Locating Your Ancestors Underground

Duane Kniebes, Co-President of Colorado Chapter of Palatines to America, will be presenting April’s program on “Locating Your Ancestors Underground.” His presentation describes the Cemetery Location Project sponsored by the Colorado Council of Genealogical Societies and a dowser tool used to confirm burials. The dowser rods, normally used to find underground water, actually confirms burials.

The Colorado Council of Genealogical Societies (CCGS) published a directory of Colorado cemeteries in 1985. A committee led by Duane Kniebes updated the publication by adding latitude and longitude coordinates to the location information for each cemetery. This project not only updates the 20-year-old directory, but gives future cemetery searchers the exact, easy-to-find location using GPS coordinates. This is especially useful in finding the many small and remote cemeteries that were created before the 1920s. The US Geological Survey is cooperating with Duane and CCGS on this project.

Interestingly, 90% of most remote cemeteries are oriented on high ground above a family’s home on farmland. Other gravesites will be close to the home. Rocks are often used to mark graves, but some are marked with wooden markers. The wooden markers deteriorate over time and become unreadable after several decades of weathering. The better grave markers are made of engraved stone as found in today’s cemeteries. Also look for different types of plants around unmarked gravesites.

Duane and his wife, Susan, have worked on the CCGS Cemetery Location Project for seven years. They have located, visited and obtained the latitude and longitude of about 160 cemeteries and remote burial sites just in Larimer County, and have collected histories of a number of the early settlers in the county. Duane is now coordinator of the state-wide project, with about ten volunteers visiting cemeteries around the state.

Duane gave a demonstration of the dowser rods (even a pair of coat hangers will work), which can be made of steel, brass, glass, or even plastic. Several of our audience members tried it with success using other audience members as the target.

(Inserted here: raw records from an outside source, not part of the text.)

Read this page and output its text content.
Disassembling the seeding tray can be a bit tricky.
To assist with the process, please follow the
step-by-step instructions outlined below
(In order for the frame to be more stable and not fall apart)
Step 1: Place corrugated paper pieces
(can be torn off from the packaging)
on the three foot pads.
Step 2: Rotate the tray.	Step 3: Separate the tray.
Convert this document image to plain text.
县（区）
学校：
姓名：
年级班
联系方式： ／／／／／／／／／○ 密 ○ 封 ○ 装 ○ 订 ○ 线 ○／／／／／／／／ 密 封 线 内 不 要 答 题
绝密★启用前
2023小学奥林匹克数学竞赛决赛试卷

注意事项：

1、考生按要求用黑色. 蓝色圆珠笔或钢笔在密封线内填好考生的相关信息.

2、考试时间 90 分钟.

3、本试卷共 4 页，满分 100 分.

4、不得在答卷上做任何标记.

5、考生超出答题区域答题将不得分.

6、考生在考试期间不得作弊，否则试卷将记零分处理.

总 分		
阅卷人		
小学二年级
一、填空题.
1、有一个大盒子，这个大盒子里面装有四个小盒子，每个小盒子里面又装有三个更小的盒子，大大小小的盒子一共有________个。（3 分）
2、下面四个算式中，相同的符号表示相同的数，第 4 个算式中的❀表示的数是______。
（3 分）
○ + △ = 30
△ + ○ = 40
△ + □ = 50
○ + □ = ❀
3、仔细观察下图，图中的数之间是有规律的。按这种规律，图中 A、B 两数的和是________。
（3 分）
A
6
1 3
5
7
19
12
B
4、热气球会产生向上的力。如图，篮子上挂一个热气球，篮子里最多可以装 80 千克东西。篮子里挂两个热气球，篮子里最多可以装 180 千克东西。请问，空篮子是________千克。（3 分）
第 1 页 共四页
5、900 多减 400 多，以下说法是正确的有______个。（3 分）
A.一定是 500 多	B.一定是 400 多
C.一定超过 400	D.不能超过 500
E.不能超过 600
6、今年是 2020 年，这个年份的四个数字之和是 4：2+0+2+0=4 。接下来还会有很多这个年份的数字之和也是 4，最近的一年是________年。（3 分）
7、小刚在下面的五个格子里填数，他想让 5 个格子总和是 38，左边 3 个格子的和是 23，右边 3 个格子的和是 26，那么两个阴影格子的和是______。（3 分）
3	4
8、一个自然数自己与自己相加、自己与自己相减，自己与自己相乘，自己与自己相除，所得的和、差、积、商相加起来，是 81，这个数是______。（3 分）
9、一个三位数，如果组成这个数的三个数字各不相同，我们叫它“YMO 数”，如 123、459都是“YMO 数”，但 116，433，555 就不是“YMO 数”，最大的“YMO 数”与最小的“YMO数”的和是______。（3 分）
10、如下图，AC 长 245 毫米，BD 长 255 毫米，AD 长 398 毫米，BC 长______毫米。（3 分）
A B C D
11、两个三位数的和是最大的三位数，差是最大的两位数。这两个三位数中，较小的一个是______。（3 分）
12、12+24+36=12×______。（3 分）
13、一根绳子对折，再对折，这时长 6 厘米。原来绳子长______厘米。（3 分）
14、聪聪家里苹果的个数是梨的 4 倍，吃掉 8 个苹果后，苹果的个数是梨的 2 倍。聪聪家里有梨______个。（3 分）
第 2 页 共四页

Dowser rods, sometimes called “witch sticks,” have been used for decades to locate water, objects, animals, and burials underground. There is a technique to holding the rods, which must be parallel to each other and the ground. The L-shaped rods, which can be of any length convenient to handle, are usually made of steel, about one-eighth inch in diameter.

The rods are held lightly in the hands by the bent handle, keeping the thumb well out of the way and the hands low enough to not interfere with the rods’ movements as shown in this picture. The two rods will realign on their own accord from parallel to crossed over, at a grave site. Sometimes, the rods will move at right angles.

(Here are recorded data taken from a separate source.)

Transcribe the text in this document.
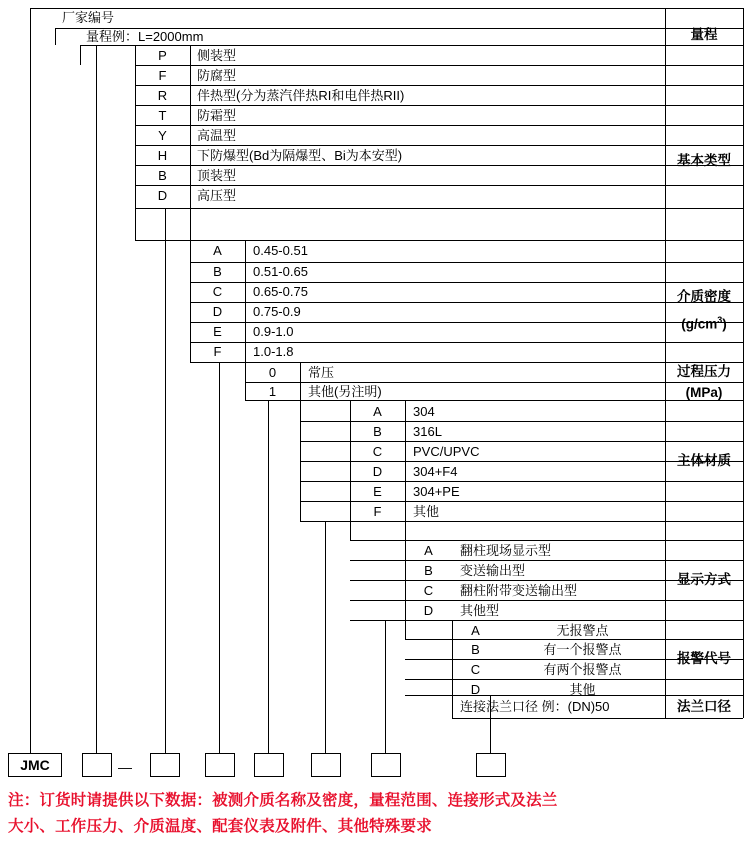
厂家编号
量程例：L=2000mm	量程
P	侧装型
F	防腐型
R	伴热型(分为蒸汽伴热RI和电伴热RII)
T	防霜型
Y	高温型
H	下防爆型(Bd为隔爆型、Bi为本安型)
B	顶装型
D	高压型
基本类型
A	0.45-0.51
B	0.51-0.65
C	0.65-0.75
D	0.75-0.9
E	0.9-1.0
F	1.0-1.8
介质密度
$(g/cm^3)$
0	常压
1	其他(另注明)
过程压力
(MPa)
A	304
B	316L
C	PVC/UPVC
D	304+F4
E	304+PE
F	其他
主体材质
A	翻柱现场显示型
B	变送输出型
C	翻柱附带变送输出型
D	其他型
显示方式
A	无报警点
B	有一个报警点
C	有两个报警点
D	其他
报警代号
连接法兰口径 例：(DN)50	法兰口径
JMC	—
注：订货时请提供以下数据：被测介质名称及密度，量程范围、连接形式及法兰
大小、工作压力、介质温度、配套仪表及附件、其他特殊要求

An experienced dowser can even sometimes distinguish whether the person buried is a man or a woman, depending on how the rods react. Testing on known graves should indicate this. Try it at a local cemetery! For more information on this method, search for “grave dowsing” on the Internet. There are societies and certification courses for dowsers.

Duane and his team found an uncharted cemetery on farmland in Larimer County. A farmer removed the gravestones, although he suspected it was a graveyard. Duane located all 18 graves using the dowser rods. There is no state law on preserving remote cemeteries like this, but at least their location is known, and in many cases, who the graves belong to.

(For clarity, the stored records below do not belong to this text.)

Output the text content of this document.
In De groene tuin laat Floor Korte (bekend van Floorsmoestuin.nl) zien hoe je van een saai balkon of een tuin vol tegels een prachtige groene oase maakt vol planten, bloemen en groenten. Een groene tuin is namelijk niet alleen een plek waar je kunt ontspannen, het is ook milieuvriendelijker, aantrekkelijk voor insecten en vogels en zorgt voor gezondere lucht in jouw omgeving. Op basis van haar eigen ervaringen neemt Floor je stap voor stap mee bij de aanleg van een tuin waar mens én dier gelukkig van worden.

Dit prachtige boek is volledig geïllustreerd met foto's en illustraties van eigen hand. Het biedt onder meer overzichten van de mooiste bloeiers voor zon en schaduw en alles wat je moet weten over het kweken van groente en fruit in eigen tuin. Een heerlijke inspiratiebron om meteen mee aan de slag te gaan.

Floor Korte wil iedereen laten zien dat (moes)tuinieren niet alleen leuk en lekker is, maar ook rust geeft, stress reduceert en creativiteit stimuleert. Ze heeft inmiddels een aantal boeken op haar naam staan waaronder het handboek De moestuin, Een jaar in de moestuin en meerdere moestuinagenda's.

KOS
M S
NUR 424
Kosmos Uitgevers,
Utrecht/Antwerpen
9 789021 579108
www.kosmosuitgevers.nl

The last part of the presentation included a segment on communicating with your ancestors at grave sites using the dowsing rods. Although many people are skeptical about this subject, Duane discussed this technique used by several pro-genealogists including himself. One pro-genealogist, who has given presentations to our society before, communicated with her ancestors using the dowsing rod method to ask about and locate a marriage certificate in another county. The basic technique asks the ancestor to cross the rods for simple yes or no answers.

Ironically, this should inspire genealogists in locating their ancestors. I for one, will be trying these techniques in locating several ancestors on remote farmland and hopefully getting some long needed answers. But as Duane says, the ancestor may not want to communicate with you. This technique won’t work on very young children, since they never learned how to communicate. Either technique works on older gravesites back to the 1700s unless there are little or no remains left at the gravesite.

Regardless of what you think, James Van Praagh of psychic medium fame, has been highlighted on many TV talk shows about this controversial subject. He talks with the dead (without the dowsing rods) using his “gift” that apparently only a few possess. He is also one of the executive producers of the popular TV show, “Ghost Whisperer,” which is based on his life. So if you discover you can locate or talk with your ancestors using the dowsing rods, let us know. I know I will after using Duane’s intriguing method this summer!